Mundurowi z Komisariatu Policji w Czechowicach-Dziedzicach przed weekendem zatrzymali w Kaniowie kierowcę nissana. Już na pierwszy rzut oka sytuacja wyglądała podejrzanie, a późniejsze czynności potwierdziły czujność mundurowych.
Młodszy aspirant Dariusz Nowak oraz sierżant sztabowy Przemysław Sztafiński, doświadczeni policjanci z Komisariatu Policji w Czechowicach-Dziedzicach, mają na swoim koncie wiele interwencji zapadających w pamięć, jednak ta z uwagi na swój nietypowy przebieg zapisze się w historii ich służby.

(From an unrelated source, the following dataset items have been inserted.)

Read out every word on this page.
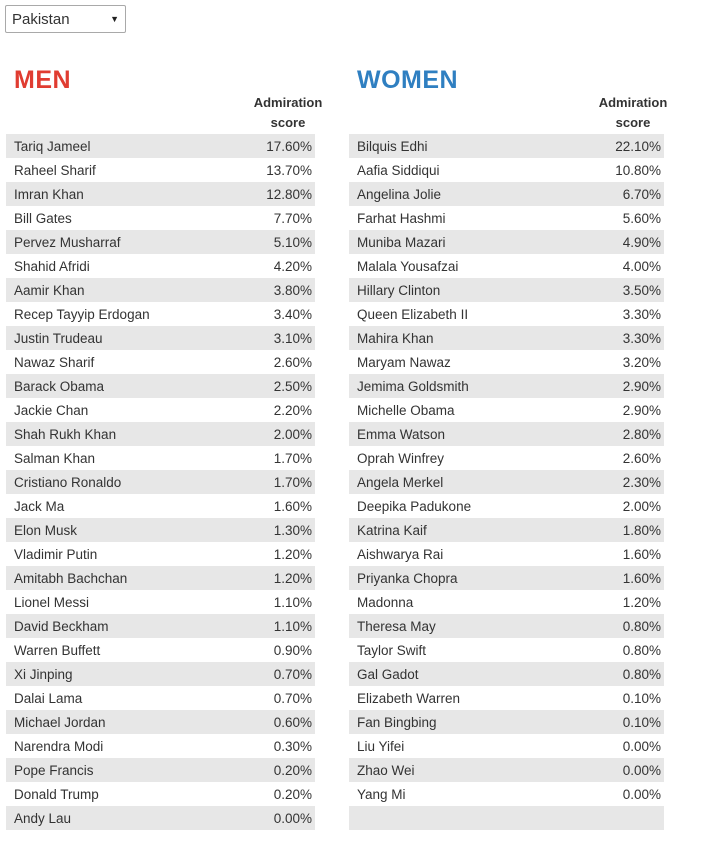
Pakistan	▼
MEN
Admiration
score
Tariq Jameel	17.60%
Raheel Sharif	13.70%
Imran Khan	12.80%
Bill Gates	7.70%
Pervez Musharraf	5.10%
Shahid Afridi	4.20%
Aamir Khan	3.80%
Recep Tayyip Erdogan	3.40%
Justin Trudeau	3.10%
Nawaz Sharif	2.60%
Barack Obama	2.50%
Jackie Chan	2.20%
Shah Rukh Khan	2.00%
Salman Khan	1.70%
Cristiano Ronaldo	1.70%
Jack Ma	1.60%
Elon Musk	1.30%
Vladimir Putin	1.20%
Amitabh Bachchan	1.20%
Lionel Messi	1.10%
David Beckham	1.10%
Warren Buffett	0.90%
Xi Jinping	0.70%
Dalai Lama	0.70%
Michael Jordan	0.60%
Narendra Modi	0.30%
Pope Francis	0.20%
Donald Trump	0.20%
Andy Lau	0.00%
WOMEN
Admiration
score
Bilquis Edhi	22.10%
Aafia Siddiqui	10.80%
Angelina Jolie	6.70%
Farhat Hashmi	5.60%
Muniba Mazari	4.90%
Malala Yousafzai	4.00%
Hillary Clinton	3.50%
Queen Elizabeth II	3.30%
Mahira Khan	3.30%
Maryam Nawaz	3.20%
Jemima Goldsmith	2.90%
Michelle Obama	2.90%
Emma Watson	2.80%
Oprah Winfrey	2.60%
Angela Merkel	2.30%
Deepika Padukone	2.00%
Katrina Kaif	1.80%
Aishwarya Rai	1.60%
Priyanka Chopra	1.60%
Madonna	1.20%
Theresa May	0.80%
Taylor Swift	0.80%
Gal Gadot	0.80%
Elizabeth Warren	0.10%
Fan Bingbing	0.10%
Liu Yifei	0.00%
Zhao Wei	0.00%
Yang Mi	0.00%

Jak się okazało, zatrzymany do kontroli 47-letni kierujący znajdował się w stanie nietrzeźwości. Badanie alkomatem wykazało prawie 2,5 promila alkoholu w organizmie. To jednak nie koniec przewinień, mężczyzna kierował samochodem bez stosownych uprawnień, a dodatkowo obowiązywały go aż trzy zakazy prowadzenia pojazdów mechanicznych, w tym dwa dożywotnie. W samochodzie przewoził również pasażerów, czym dodatkowo stwarzał zagrożenie na drodze.
Na szczególną uwagę zasługuje jednak „pomysłowość” kierowcy. Próbując utrudnić identyfikację pojazdu zasłonił tylną tablicę rejestracyjną… liściem kapusty. Policjanci musieli go zdjąć, by odczytać numer rejestracyjny. Pojazd został odholowany na policyjny parking, a kierujący trafił do policyjnej celi. Wkrótce odpowie przed sądem za wszystkie swoje przewinienia.